As I grow older I have gained a full appreciation for Laurie Anderson’s observation: “When my father died it was like a whole library had burned down.” It’s now 97 months since my father’s death from a heart attack on October 23, 2007 and I still feel the loss.
E-Mail From a Friend
An excerpt from a recent E-Mail from a good friend in response to a suggestion several weeks ago we tag up over the holidays.
Sorry about the lousy response time. Been a crazy couple of months and I’m way behind at work. Two unexpected trips back East–the first to visit my mother in the hospital which resulted in getting her setup for home hospice care, the second for her funeral 3 weeks later.

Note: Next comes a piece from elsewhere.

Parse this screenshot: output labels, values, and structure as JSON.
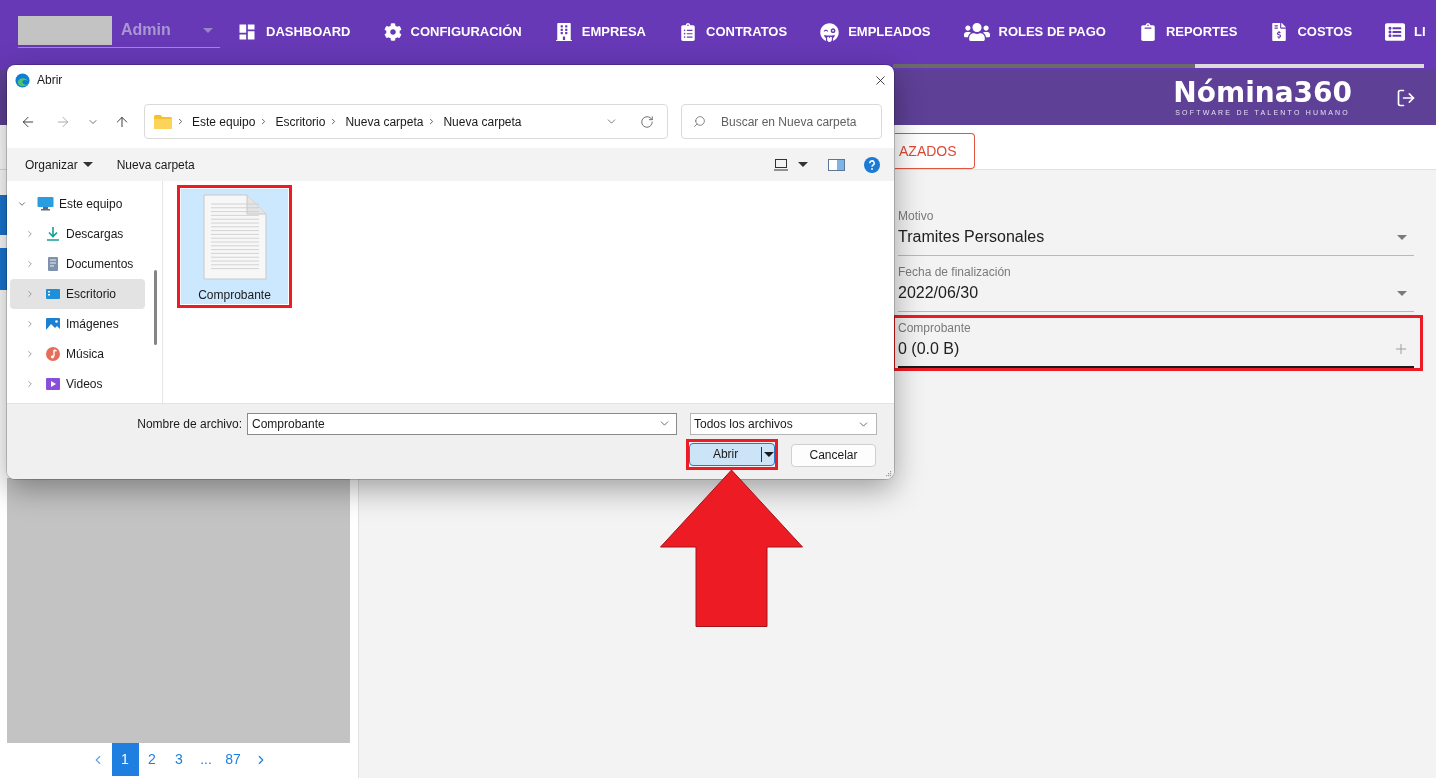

I started to reply that the death of a parent took a year to recover from–remembering as I did so that when my grandfather was very ill in the hospital, my father had expressed his surprise to me that it had taken him more than a year to get over the death of his mother from an aneurysm a decade earlier.
Instead I wrote, “I am sorry for your loss. I think the death of a parent takes a long time to recover from. Please be well.”
As We Grow Older
“As we grow older we think more and more of old persons and of old things and places. As to old persons, it seems as if we never know how much they have to tell until we are old ourselves and they have been gone twenty or thirty years. […]
Among the lesser regrets that mingle with graver sorrows for the friends of an earlier generation we have lost, are our omissions to ask them so many questions they could have answered easily enough, and would have been pleased to be asked. There! I say to myself sometimes, in an absent mood, I must ask her about that. But she of whom I am now thinking has long been beyond the reach of any earthly questioning, and I sigh to think how easily I could have learned some fact which I should have been happy to have transmitted with pious care to those who are to come after me. How many times I have heard her quote the line about blessings brightening as they take their flight, and how true it proves in many little ways that one never thinks of until it is too late.”
Oliver Wendell Holmes Sr. in “The Poet at the Breakfast Table“
I came across this passage looking for something else and was struck how well it crystallized my sense of loss and lost opportunity. Pay attention, be curious, ask questions, take notes.
My relationship with my father was a difficult one from my mid-teens to my early thirties, improving with the birth of my older son and my dawning realization of what being a father really entailed. If I am avoiding some old mistakes–and likely making some new ones–I have been trying to have a better relationship with my boys in their late teens and early 20’s than I did with my father. In the end I have learned a lot from my father’s advice, insights, and example–good and bad. I now have to apply the lessons learned and plant what acorns I can.